Cristina Comencini’s Quando La Notte

Cristina Comencini is a writer and director that Americans who love Italian movies know from La Bestia Nel Cuore, or as it was renamed for English-speaking audiences, Don’t Tell. La Bestian Nel Cuore, which was very popular and nominated for an American Academy Award, had its critics and was (unfairly, in my opinion) compared to soap operas and Lifetime movies. Still, it was widely applauded by most and enjoyed success.

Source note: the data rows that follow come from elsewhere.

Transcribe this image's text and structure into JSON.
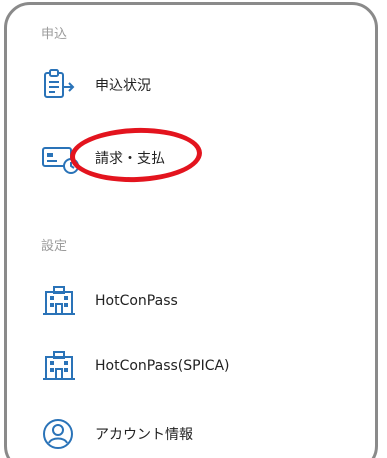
{
  "sections": {
    "apply": {
      "label": "申込",
      "items": [
        {
          "label": "申込状況",
          "icon": "clipboard-arrow-icon"
        },
        {
          "label": "請求・支払",
          "icon": "card-clock-icon"
        }
      ]
    },
    "settings": {
      "label": "設定",
      "items": [
        {
          "label": "HotConPass",
          "icon": "hotel-building-icon"
        },
        {
          "label": "HotConPass(SPICA)",
          "icon": "hotel-building-icon"
        },
        {
          "label": "アカウント情報",
          "icon": "account-circle-icon"
        }
      ]
    }
  },
  "colors": {
    "accent": "#2a73b8",
    "highlight": "#e3141e",
    "text": "#222222",
    "section_label": "#9b9b9b"
  }
}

Comencini’s new movie, Quando La Notte which premiered at the Venice FIlm Festival wasn’t so lucky. At the first press screening, during parts that were intended to be very tense and dramatic, audience members couldn’t seem to hold back laughter, and some even booed. I saw it, a few days later in an outdoor theater set up back in Venice, and everybody there seemed to enjoy it, but I’ve been trying to decide if the bad reactions were warranted. I don’t think I’ll ever understand the boos and the giggles, but I might agree that it wasn’t strong enough for Venice.

First of all, I’m not usually a fan of movies that are too obviously themed and too superficially deal with current events and problems. Lifetime movies do that, as did the Afterschool Specials that became popular when I was in high school. Meant to be educational, each episode dealt with a current concern, like anorexia, bullying, drug abuse, and teen runaways using not so subtle psycho-babble in an attempt to get the attention of young people who find themselves with these problems.

La Bestia Nel Cuore was Cristina Comencini’s Afterschool Special about incest, and Quando La Notte, about Post Partum Depression and the difficulties and loneliness of motherhood. A fair comparison or not, Comencini had better be careful with her next film choice, because she is in danger of becoming Italy’s answer to Lifetime movies. In a really good movie, the theme is too complicated to be expressed in a sentence or two. Good movies don’t manipulate audiences and lead them to single conclusions.

There is so much to like about Quando La Notte that I still feel very protective of it and angry with the people who laughed. First off – it is so freaking beautiful, filmed in Macugnaga in the Alpine Monte Rosa mountain range and the place that has jumped to the top of my list of places that I want to visit.

And then there is the acting; FIlippo Timi was totally believable as the gloomy, unfriendly landlord, Manfred, who rents an upstairs apartment to the young mother, who has been told that the mountain air would be good for her son. Claudia Pandolfini, who plays Marina, is completely wiped out and sleep deprived from her son’s incessant crying, and when Manfred hears a thud and then a sudden end to the crying, he know instantly that something isn’t right.

It isn’t the acting, but it might be the dialogue, that makes the movie seem more like a scripted commercial for antidepressants and less like real life. You have to show more and tell less, Cristina; didn’t anybody ever tell you that? I don’t think she gave the audiences enough credit; we would have figured out on our own, without all the conversations between Manfred and Marina, that Manfred was sensitive to the situation because of his relationship with his own mother. We could have drawn our own conclusions about why Manfred and Marina were so drawn to one another.

Even with the pointed dialogue, I’m not sure if I’ll ever really understand the attraction between Manfred and Marina. In my world, a guy threatening to have your children taken away from you doesn’t make you want to sleep with him. Like I always say, though, Italian love stories are very different from American ones.

Maybe I just liked this movie because Filippo Timi is SO DARNED GOOD LOOKING. At any rate, I didn’t hate it. But I can’t completely dismiss the boos and laughter at the Venice Film Festival.